Here’s what troubles me. I share my mom’s WWII story with unmistakable empathy for the truth of her experiences. Her story is uniquely precious to me. But am I prepared to accord the same respect to the stories of others? Can I set myself and my own heritage aside long enough to listen with deference to the equally unique and precious stories of other ethnicities, other races, other orientations ?
This week I read a moving piece in Salon ( http://www.salon.com/writer/julia_blount/ ). Julia Blount, a bi-racial middle school teacher, begs for white America to listen to her story. She relates how racial prejudice is still a comprehensive reality in her life though she is educated, affluent and privileged in many ways. How much worse, she concludes, are the systemic disadvantages of those who are black, poor, and ill-educated? As I read, I knew I was guilty of some of the knee-jerk conclusions that Blount decries about the riots in Baltimore. Remarkably, at the conclusion of her article, she expresses gratitude to the reader who, like me, stuck with her to the end of her story. She believes the listening will make a difference. She was right.

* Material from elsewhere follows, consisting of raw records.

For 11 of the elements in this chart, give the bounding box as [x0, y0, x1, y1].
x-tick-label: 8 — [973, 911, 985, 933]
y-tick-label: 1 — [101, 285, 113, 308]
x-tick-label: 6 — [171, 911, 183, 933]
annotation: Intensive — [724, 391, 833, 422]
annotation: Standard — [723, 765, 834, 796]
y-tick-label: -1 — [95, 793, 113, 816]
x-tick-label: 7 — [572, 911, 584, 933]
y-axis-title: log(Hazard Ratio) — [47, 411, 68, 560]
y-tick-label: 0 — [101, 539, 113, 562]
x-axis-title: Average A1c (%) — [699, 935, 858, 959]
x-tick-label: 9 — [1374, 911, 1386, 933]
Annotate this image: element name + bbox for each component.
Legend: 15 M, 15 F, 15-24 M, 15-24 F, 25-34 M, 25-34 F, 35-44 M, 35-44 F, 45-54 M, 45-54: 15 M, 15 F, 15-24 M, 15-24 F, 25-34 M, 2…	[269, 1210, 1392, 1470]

Listening respectfully to another’s story is simply this: love. As I was drafting this column, a friend sent me this excerpt about the power of language (from Stone upon Stone, Wieslaw Mysliwski):
Words lead the way of their own accord. Words bring everything out on to the surface. Words take everything that hurts and whines and they drag it all out from the deepest depths. Words let blood, and you feel better right away. And not just with outsiders, with your brothers also words can help you find each other, like brothers again. However far they’ve gone, words will bring them back to the one life they came from, like from a spring. Because words are a great grace. When it comes down to it, what are you given other than words? Either way, there’s a great silence waiting for us in the end, and we’ll have our fill of silence. Maybe we’ll find ourselves scratching at the walls for the sake of the least little word. And every word we didn’t say to each other in this world we’ll regret like a sin. Except it’ll be too late. And how many of those unsaid words stay in each person and die with him, and rot with him, and they aren’t any use to him either in his suffering, or in his memory?
Words are a great grace, a reaching for the other, a stretching beyond self. The Word-Become-Flesh authenticates an even greater grace, a grace beyond human definition, a divine freedom to be embraced. New life from ashes …. It happened in Holland. It can happen in Baltimore. It can happen in my soul. And yours.